Miska was asked to stop cutting by the police and he complied. According to local media, a gun was strapped to his leg.
During a Facebook Live video stream by The Daily Progress newspaper, the man can be heard saying, "Why do they let a screaming minority dictate what we can and cannot see in this city?" That video stream also showed police presence at the scene. He pleaded that there should be "open, honest discourse" in Charlottesville, and started to argue with others at the park.
The Aug. 12 demonstration was believed to be the largest gathering of white nationalists in a decade. Neo-Nazis, KKK members, skinhead and members of various white nationalist factions clashed violently with counter-protesters in the street adjacent to Emancipation Park.

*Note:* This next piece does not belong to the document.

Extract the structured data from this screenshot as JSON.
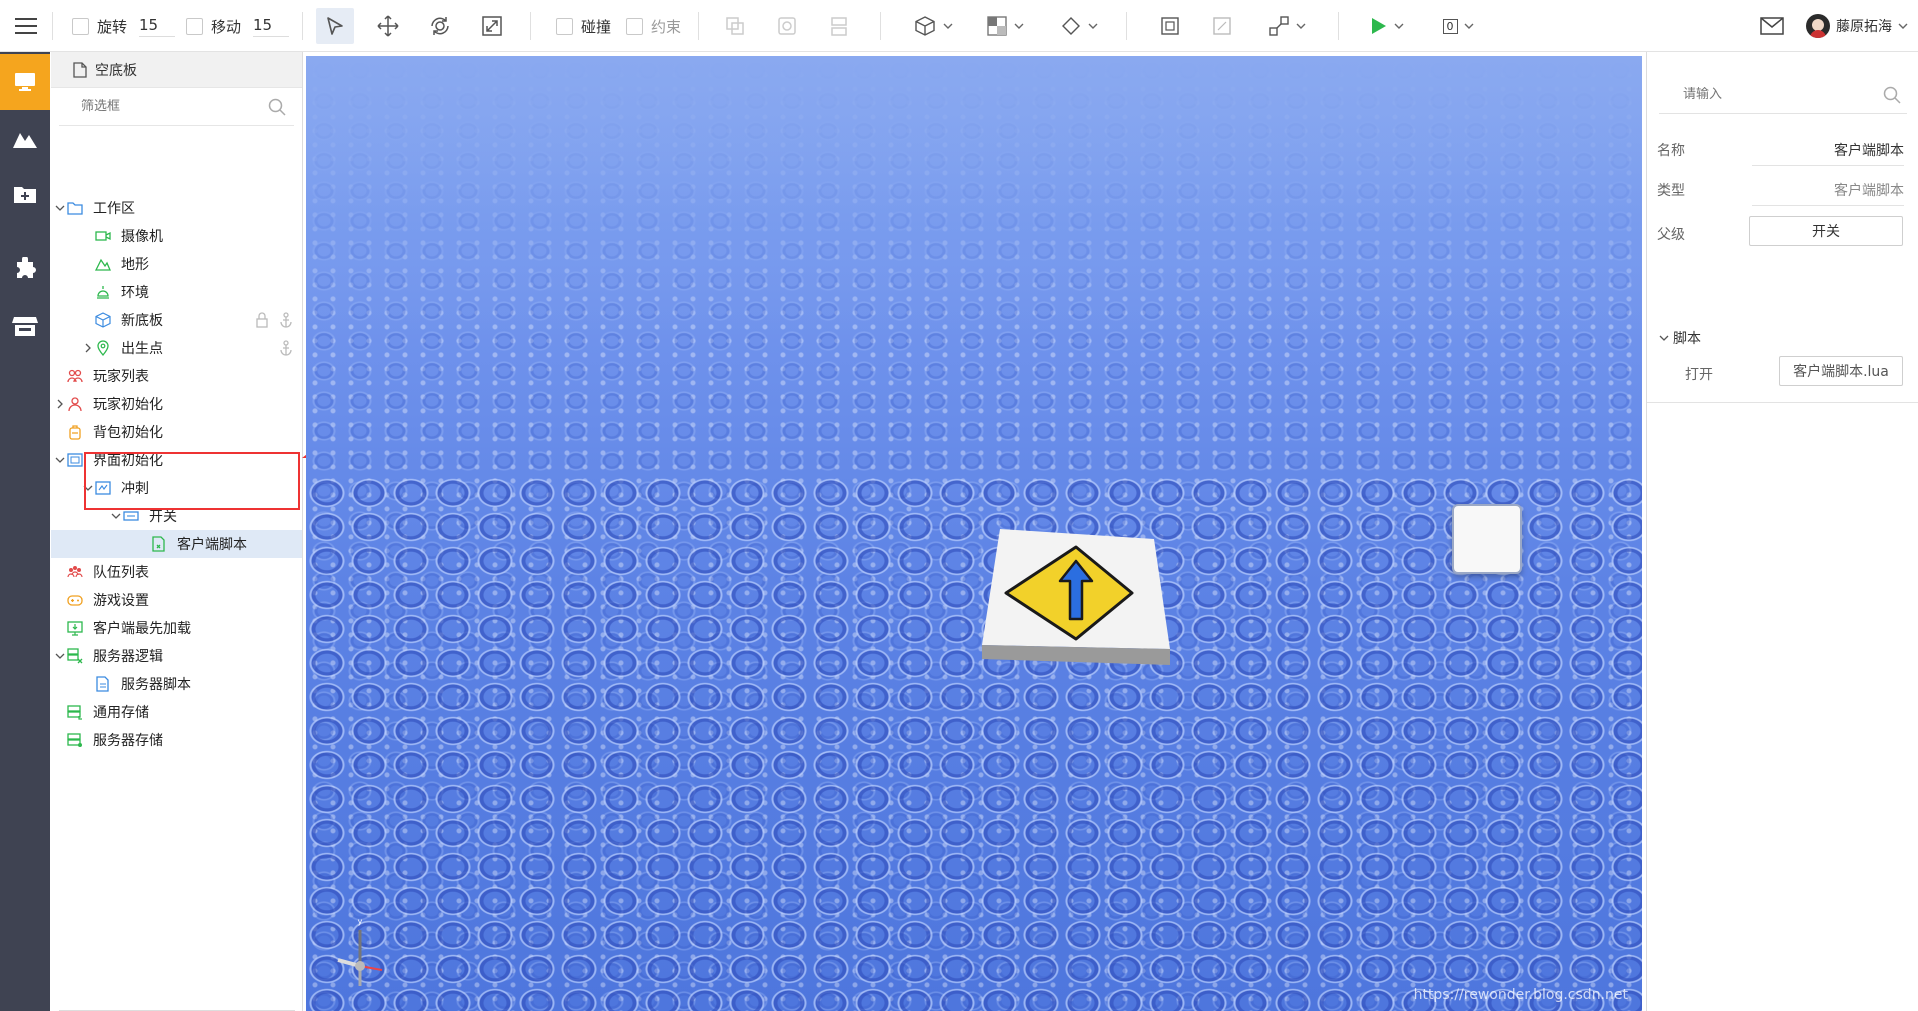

The fighting went on largely uninterrupted by authorities until the event was declared an unlawful assembly and the crowd was forced to disperse. Later, a car rammed into a crowd of counter-protesters, killing 32-year-old Heather Heyer and injuring more than two dozen others.
The man who police say was driving, James Alex Fields Jr., has been charged in her death.
The death toll for the day climbed to three when a police helicopter that had been monitoring the protest and assisting with the governor's motorcade crashed, killing two state troopers.
The white nationalist rally was sparked by the city council's vote earlier this year to take down the Lee statue. That decision is in the midst of a legal challenge, and a judge has issued an injunction preventing the city from removing the Lee statue while the lawsuit plays out.
A state law passed in 1998 forbids local governments from removing, damaging or defacing war monuments, but there is legal ambiguity about whether that applies to statues such as the Lee monument, which was erected before the law was passed.
A hearing in the case is scheduled for September 1.
The council initially planned to leave the Jackson statue in place but at the meeting Tuesday took the first administrative steps toward having it removed as well.
In other developments Wednesday, , a white nationalist from New Hampshire who took part in the Charlottesville demonstration, was expected to turn himself in on three felony charges.
Contacted by The Associated Press, Cantwell acknowledged he had pepper-sprayed a counter-demonstrator during an Aug. 11 protest on the campus of the University of Virginia. But he insisted he was defending himself, saying he did it "because my only other option was knocking out his teeth."